Every person’s Stroke recovery is different. Depending on your condition and location, your treatment team may include:
- a Doctor trained in brain conditions (Neurologist),
- a Rehabilitation Doctor (Physiatrist),
- a Rehabilitation Nurse,
- a Dietitian,
- a Physical Therapist,
- an Occupational Therapist,
- a Recreational Therapist,
- a Speech Pathologist,
- a Social Worker or Case Manager,
- a Psychologist or Psychiatrist.
After a Stroke – Coping and Support
A Stroke is a life-changing event that can affect your emotional well-being as much as your physical function. You may sometimes feel helpless, frustrated, depressed and apathetic. You may also have mood changes and a lower sex drive.
Maintaining your self-esteem, connections to others, and interest in the world are essential parts of your recovery. The following strategies may help you and your caregivers.
Don't be hard on yourself: accept that physical and emotional recovery will involve tough work and that it will take time. Aim for a "new normal," and celebrate your progress. Allow time for rest.
Join a support group: meeting with others who are coping with a stroke lets you get out and share experiences, exchange information, and build new friendships.
Let friends and family know what you need: people may want to help, but they may not know what to do.
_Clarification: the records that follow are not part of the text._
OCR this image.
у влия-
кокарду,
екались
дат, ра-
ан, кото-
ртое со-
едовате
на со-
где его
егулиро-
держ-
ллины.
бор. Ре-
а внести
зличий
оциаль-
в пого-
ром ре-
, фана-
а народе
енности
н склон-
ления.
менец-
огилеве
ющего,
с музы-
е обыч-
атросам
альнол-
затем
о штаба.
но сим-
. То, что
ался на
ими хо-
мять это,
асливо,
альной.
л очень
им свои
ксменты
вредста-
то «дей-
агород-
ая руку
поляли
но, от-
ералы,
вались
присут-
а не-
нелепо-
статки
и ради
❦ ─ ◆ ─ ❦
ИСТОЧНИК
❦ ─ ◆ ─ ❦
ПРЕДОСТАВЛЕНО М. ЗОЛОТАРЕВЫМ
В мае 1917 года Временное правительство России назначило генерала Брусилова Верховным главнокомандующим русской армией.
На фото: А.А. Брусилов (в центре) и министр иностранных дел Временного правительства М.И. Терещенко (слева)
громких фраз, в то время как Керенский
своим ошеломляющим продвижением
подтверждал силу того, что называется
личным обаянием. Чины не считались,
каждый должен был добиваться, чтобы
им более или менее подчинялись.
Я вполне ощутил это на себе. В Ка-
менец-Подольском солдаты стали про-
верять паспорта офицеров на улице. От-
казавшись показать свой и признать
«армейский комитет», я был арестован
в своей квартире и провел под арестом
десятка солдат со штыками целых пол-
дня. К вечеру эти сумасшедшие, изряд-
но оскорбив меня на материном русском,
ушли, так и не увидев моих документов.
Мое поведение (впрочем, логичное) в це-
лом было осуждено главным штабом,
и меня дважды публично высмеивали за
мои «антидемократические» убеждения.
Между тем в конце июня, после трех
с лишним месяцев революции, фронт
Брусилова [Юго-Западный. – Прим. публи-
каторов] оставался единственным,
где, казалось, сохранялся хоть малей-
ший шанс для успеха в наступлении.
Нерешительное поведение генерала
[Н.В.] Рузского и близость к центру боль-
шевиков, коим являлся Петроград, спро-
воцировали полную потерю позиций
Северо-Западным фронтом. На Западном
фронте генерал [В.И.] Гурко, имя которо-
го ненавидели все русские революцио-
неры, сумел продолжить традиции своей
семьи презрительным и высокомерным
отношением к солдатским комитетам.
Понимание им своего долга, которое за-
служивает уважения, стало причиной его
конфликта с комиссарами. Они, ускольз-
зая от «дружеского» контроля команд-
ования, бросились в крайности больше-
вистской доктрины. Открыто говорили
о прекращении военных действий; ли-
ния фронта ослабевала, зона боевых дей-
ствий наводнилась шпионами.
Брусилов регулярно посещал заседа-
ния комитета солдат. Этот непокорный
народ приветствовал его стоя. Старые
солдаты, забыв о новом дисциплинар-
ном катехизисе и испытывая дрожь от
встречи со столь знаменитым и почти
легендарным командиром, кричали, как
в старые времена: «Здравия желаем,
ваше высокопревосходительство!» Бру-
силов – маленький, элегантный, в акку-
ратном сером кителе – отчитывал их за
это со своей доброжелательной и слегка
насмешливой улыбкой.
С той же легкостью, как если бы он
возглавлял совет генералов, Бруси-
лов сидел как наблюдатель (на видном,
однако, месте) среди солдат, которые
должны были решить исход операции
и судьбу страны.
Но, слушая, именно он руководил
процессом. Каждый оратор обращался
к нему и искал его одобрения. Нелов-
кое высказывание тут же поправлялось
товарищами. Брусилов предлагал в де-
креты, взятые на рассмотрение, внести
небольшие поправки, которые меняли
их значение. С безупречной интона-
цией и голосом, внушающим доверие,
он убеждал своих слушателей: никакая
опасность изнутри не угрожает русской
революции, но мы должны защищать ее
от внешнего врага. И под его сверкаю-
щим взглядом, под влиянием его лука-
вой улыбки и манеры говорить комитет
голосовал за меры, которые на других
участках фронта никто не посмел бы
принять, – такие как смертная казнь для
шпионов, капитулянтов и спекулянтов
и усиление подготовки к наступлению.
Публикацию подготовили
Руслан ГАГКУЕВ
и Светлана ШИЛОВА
Let them know how they can help, such as by bringing over a meal and staying to eat with you and talk or attending social events or religious activities with you.
Problems with speech and language can be especially frustrating. Here are some tips to help you and your caregivers cope with communication challenges.
Practice: try to have a conversation at least once a day. It will help you learn what works best for you. It will also help you feel connected and help rebuild your confidence.
Relax and take your time: talking may be easiest and most enjoyable in a relaxing situation when you're not rushed. Some Stroke survivors find that after dinner is a good time.
Say it your way: when you're recovering from a Stroke, you may need to use fewer words, rely on gestures, or use your tone of voice to communicate.
Use props and communication aids: you may find it helpful to use cue cards showing frequently used words or pictures of close friends and family members, a favourite television show, the bathroom, or other regular wants and needs.